Wednesday, 17 March 2010

On this day...














As today is, of course, St. Patrick's day, it seems appropriate to have a look at some of the great literature Ireland has produced. Bursting forth with the dual force of playwrights Oscar Wilde and George Bernard Shaw, Irish literature really found its feet in the nineteenth and twentieth centuries.Of course there had been notable writers before, such as Jonathan Swift and Oliver Goldsmith, yet none had, or possibly ever will, hit the heights that both Wilde and Shaw achieved. 'The Importance of Being Earnest', 'The Picture of Dorian Gray', 'Pygmalion', 'Mrs. Warren's Profession' - all caused scandal, reality, shock or acceptance, yet above all, they are alll regarded as some of the finest examples of literature.

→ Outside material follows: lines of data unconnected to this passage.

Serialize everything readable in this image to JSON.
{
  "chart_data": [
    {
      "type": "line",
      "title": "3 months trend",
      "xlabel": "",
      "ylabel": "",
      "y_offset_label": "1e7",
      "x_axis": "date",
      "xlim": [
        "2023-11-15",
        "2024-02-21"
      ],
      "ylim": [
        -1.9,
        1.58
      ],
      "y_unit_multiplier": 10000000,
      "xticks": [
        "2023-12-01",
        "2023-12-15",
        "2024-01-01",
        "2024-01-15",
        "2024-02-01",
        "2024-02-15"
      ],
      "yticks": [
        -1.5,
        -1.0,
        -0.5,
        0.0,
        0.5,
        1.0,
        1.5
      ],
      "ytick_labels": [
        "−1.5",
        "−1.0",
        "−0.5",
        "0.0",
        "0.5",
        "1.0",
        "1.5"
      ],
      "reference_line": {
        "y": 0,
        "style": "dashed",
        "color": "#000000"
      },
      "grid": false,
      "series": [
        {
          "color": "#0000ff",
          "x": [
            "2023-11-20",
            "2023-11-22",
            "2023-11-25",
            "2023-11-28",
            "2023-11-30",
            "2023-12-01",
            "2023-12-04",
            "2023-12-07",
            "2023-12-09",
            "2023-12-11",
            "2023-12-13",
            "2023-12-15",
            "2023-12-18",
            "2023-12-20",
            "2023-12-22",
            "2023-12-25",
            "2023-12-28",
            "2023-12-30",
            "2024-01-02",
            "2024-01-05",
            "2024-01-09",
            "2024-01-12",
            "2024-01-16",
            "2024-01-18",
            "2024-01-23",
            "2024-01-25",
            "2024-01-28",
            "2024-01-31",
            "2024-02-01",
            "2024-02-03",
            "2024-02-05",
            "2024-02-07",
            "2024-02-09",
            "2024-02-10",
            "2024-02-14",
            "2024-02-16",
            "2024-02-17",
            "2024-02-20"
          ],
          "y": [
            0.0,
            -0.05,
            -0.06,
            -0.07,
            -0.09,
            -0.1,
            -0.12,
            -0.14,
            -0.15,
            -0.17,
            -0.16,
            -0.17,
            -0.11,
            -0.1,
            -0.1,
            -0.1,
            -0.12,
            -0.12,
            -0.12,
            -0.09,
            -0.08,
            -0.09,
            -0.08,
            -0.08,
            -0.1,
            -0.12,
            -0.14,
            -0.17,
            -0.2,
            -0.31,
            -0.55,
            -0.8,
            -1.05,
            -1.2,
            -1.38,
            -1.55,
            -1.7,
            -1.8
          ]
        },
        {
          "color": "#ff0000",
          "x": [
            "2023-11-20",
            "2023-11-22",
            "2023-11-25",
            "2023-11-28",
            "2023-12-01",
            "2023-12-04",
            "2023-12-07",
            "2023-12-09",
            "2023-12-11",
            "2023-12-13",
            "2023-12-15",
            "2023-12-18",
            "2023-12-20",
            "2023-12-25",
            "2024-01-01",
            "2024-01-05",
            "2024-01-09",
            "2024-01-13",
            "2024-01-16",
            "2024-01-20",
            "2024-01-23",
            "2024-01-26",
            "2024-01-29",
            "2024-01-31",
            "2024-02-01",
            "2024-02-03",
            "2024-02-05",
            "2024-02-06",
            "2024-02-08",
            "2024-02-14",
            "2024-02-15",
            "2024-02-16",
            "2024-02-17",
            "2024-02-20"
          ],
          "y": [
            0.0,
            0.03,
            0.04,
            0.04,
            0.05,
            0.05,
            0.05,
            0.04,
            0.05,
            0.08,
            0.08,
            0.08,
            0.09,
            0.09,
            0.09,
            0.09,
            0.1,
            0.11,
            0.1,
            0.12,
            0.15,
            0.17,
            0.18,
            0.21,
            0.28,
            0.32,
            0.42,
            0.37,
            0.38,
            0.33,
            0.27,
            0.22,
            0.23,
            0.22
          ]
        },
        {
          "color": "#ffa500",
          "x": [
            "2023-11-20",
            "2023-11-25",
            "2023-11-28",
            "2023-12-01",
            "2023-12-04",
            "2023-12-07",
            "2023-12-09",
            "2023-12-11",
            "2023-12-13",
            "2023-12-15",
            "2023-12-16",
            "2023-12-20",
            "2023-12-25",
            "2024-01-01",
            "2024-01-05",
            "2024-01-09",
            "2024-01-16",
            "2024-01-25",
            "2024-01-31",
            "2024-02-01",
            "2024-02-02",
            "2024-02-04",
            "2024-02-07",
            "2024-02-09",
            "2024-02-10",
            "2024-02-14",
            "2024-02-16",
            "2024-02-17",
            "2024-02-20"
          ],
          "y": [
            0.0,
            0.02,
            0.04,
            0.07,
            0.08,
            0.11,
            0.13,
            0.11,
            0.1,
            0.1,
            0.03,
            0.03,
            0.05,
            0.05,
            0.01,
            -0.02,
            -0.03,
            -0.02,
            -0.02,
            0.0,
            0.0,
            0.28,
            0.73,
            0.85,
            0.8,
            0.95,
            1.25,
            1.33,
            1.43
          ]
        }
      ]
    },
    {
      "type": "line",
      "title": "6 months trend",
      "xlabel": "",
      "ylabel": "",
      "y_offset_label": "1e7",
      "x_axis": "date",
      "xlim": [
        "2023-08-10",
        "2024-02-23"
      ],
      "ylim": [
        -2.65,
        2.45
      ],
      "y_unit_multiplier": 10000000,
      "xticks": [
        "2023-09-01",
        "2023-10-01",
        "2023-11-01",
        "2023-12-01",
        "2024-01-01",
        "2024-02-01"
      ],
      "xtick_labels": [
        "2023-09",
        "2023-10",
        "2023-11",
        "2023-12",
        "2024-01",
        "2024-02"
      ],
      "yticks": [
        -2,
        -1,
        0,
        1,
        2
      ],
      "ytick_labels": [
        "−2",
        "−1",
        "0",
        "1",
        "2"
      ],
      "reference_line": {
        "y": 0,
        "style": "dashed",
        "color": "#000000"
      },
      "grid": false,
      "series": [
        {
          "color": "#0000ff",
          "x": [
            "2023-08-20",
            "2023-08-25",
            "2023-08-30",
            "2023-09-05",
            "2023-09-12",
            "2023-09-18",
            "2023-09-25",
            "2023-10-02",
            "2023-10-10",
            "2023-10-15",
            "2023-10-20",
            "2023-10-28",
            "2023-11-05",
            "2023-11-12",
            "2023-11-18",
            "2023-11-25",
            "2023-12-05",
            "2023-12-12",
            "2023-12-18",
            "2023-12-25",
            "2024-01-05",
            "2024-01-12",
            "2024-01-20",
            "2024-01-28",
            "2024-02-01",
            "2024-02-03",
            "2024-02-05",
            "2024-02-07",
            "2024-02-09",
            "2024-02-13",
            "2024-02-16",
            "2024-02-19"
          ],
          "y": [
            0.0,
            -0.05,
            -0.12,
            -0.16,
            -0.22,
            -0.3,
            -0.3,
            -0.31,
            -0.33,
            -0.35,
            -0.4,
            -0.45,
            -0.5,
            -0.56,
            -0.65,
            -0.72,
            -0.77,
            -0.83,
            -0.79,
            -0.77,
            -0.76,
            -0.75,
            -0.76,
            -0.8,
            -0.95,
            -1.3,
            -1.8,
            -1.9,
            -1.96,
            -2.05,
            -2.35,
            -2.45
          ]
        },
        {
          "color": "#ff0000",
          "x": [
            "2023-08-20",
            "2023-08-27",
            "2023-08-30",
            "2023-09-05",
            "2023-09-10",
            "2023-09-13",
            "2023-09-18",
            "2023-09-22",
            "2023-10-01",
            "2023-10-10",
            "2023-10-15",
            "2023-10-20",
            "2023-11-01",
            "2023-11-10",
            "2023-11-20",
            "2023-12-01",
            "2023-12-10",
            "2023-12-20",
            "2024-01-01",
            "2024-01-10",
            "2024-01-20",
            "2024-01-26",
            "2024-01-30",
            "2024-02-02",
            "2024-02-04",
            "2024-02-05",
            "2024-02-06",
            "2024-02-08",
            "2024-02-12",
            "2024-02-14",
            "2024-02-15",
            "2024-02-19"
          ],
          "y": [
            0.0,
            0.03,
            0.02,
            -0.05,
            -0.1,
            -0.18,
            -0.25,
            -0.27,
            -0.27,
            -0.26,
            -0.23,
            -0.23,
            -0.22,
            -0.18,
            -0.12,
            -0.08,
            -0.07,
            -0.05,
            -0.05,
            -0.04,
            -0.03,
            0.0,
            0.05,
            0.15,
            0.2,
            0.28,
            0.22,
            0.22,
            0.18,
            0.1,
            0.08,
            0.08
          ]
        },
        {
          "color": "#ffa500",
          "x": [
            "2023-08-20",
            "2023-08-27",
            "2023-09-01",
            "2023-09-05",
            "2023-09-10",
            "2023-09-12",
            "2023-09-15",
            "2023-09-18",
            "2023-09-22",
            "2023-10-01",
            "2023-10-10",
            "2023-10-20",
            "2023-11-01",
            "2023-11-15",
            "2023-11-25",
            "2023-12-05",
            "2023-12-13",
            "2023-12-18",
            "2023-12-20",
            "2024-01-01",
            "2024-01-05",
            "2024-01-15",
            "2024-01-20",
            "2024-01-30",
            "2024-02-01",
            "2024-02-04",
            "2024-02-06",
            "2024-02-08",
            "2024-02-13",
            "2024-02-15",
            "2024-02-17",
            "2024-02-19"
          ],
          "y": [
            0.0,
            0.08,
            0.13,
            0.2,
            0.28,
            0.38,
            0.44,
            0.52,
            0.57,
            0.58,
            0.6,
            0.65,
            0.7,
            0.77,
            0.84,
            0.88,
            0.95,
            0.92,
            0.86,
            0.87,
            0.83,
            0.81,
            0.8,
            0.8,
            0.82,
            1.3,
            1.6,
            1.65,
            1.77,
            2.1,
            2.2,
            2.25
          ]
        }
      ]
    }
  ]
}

Although Wilde did write one novel, Ireland's best prose writers are found in the form of Bram Stoker, creator of 'Dracula', and later modernist James Joyce, whose best known work is 'Ulysses'. Finally, so as not to exclude any genre, Ireland has a history of great poets. William Butler Yeats is arguably the most recognisable, courtesy of such works of 'The Tower'. Yet, of course, Ireland still has a poet very much in the spotlight, in Seamus Heaney, creator of such collections as 'The Spirit Level'. Ireland has been the recepient of 4 Nobel Prizes for Literature, and can boast about having one of the oldest literary traditions, after Greek and Latin.

Friday, 27 November 2009

On this day...










Alfred Nobel signed his last will and testament in Paris in 1895, leaving a large proportion of his estate for the establishment of a prize. Best known as the inventor of dynamite, the Swedish chemist had been prompted to do this, after a premature obituary 7 years previous, in which it said: 'Dr. Alfred Nobel, who became rich by finding ways to kill more people faster than ever before, died yesterday'. His subsequent wish to leave a greater legacy meant that 31,225,000 Swedish Kronor were given to fund 5 prizes; one in physical science, one in chemistry, another in medicine, the fourth for literary work 'in a ideal direction', and the final one for service to the international fraternity. After Nobel's death in 1896, his family refused to follow these instructions, and therefore it was not until 1901 that the first Nobel Prizes were awarded. The list of Literature Laureates is prestigious, and includes names such as William Butler Yeats, George Bernard Shaw, John Steinbeck, Seamus Heaney and even Winston Churchill. To date there have been 102 Laureates.